C’est pourquoi, le Conseil Rural en tant qu’institution ayant pouvoir de démolir, suite à une délibération des conseillers et approbation du Sous Préfet, avait réellement mesuré les graves conséquences éventuelles : conflits fratricides, bagarres, mésentente entre familles.
Il se proposa alors de transmettre le dossier au « Penc » qui n’est pas une instance politique, alors que le Conseil rural est issu du suffrage des urnes mais, en réalité, guidé par des considérations plutôt partisanes. Pour rappel, Symbiose Sénégal, organisation d’appui au développement local basée à Nioro, s’est progressivement investie avec tous les acteurs sociaux locaux de 8 communautés rurales (Elus, groupements de femmes (GPF), associations villageoises, etc.) à réussir une structuration de l’organisation paysanne. Au niveau du village, les paysans forment un « Keppaar » au sein duquel toutes les décisions touchant à la vie du village sont prises collectivement, par le biais de la démarche participative. Le même procédé est répliqué au niveau plus large, à l’échelle de la communauté rurale, dans une structure similaire dénommée « Penc ». Là, les acteurs des différents villages ayant le même désir de vivre en commun procèdent, le cas échéant, à des plans d’actions, à même d’améliorer leur vécu quotidien et de se pencher sur tous les problèmes pouvant se présenter à eux. On ne pouvait donc trouver un cadre aussi approprié pour trancher une telle question.

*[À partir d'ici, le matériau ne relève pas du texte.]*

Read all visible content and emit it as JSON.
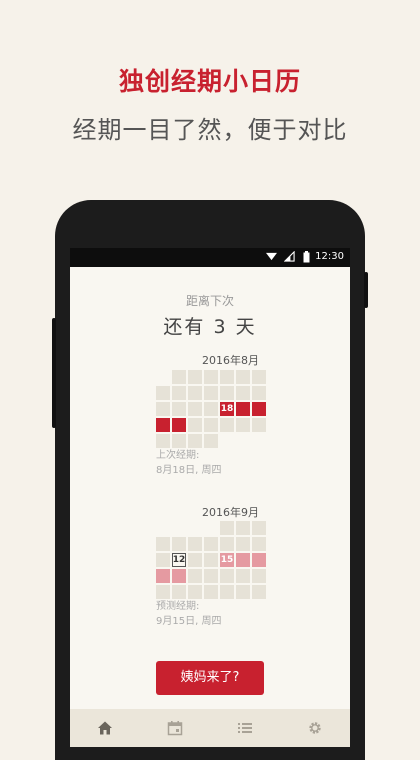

Aussitôt décidé, aussitôt les animateurs du « Penc » rompus à la tâche s’évertuèrent à un travail de sensibilisation, de concertation, d’explications sur le bien-fondé du déplacement du marché et de l’extension de la mosquée. L’idée de moderniser le marché fut leur cheval de bataille : toilettes décentes, construction de grands magasins d’approvisionnement et de nombreuses cantines, etc. avec obligation de privilégier les anciens occupants, en cas d’attribution des locaux, une fois les travaux achevés.

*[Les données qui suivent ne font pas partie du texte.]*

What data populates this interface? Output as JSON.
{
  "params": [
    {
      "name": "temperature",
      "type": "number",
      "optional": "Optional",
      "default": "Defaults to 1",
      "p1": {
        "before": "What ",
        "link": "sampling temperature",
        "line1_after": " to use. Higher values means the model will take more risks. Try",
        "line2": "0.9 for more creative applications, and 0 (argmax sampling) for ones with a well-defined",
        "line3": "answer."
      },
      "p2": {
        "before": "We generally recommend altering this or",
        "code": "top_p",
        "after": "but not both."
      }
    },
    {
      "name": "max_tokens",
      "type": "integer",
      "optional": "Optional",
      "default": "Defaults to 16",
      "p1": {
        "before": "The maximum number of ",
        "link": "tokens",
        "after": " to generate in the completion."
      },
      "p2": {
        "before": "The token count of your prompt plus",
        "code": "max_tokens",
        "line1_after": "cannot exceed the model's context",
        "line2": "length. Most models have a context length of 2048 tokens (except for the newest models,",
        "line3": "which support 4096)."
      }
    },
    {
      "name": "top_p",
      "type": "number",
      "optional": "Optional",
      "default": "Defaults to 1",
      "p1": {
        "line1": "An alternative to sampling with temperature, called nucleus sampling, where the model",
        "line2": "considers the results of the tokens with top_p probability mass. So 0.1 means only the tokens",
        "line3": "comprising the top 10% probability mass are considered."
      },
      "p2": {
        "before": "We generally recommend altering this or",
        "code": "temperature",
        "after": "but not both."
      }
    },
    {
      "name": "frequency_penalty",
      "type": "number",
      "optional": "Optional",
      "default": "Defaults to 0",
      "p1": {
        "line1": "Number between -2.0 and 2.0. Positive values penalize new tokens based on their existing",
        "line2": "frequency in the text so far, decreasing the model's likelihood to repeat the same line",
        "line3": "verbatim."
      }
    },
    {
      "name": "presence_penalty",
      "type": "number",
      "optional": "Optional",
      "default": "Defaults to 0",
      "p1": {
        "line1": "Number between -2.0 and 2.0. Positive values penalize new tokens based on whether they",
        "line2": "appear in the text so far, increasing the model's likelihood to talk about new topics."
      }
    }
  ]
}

Pour ce qui est de la mosquée, toutes les parties prenantes s’accordaient sur la nécessité de son extension. Et des appuis extérieurs ne faisaient pas défaut.

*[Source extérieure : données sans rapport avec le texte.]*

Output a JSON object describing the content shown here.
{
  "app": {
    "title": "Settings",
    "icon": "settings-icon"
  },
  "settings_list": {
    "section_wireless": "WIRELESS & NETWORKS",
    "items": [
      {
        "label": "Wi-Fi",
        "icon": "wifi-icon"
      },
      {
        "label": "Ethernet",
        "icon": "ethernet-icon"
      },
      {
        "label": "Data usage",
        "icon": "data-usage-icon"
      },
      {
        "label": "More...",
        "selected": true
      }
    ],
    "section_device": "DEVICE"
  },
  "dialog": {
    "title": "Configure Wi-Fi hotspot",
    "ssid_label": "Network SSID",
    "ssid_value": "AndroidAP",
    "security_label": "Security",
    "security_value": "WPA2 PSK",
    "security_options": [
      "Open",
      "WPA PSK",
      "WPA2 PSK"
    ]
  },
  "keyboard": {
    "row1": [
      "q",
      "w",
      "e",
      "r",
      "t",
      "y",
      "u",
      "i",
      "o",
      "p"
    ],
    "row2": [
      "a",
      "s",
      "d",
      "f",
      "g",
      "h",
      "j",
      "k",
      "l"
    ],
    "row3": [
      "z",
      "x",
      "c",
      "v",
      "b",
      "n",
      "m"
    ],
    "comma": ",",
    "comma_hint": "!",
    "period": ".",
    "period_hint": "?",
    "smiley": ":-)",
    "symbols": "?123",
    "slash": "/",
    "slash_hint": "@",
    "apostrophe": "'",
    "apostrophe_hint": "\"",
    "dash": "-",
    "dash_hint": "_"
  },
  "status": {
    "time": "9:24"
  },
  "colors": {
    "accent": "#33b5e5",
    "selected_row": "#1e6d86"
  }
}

C’est ainsi que tout le monde s’était senti concerné et responsable des défis à relever. Et l’on pouvait alors ruminer dans les coulisses les scènes de violence qui auraient pu ébranler la quiétude des habitants de la localité.
Dans un contexte de rareté des moyens de subsistance, il est difficile à toute autorité, surtout une structure décentralisée rurale, de délocaliser tout de go un domaine à vocation publique comme un marché. Car, les enjeux sont énormes. D’autant plus que le Conseil rural, du fait de ses manques de moyens de tous ordres, n’est pas en mesure de dédommager les acteurs concernés à faire déguerpir. Donc, seule une décision consensuelle pouvait satisfaire les deux volets du problème : et le commercial et le religieux.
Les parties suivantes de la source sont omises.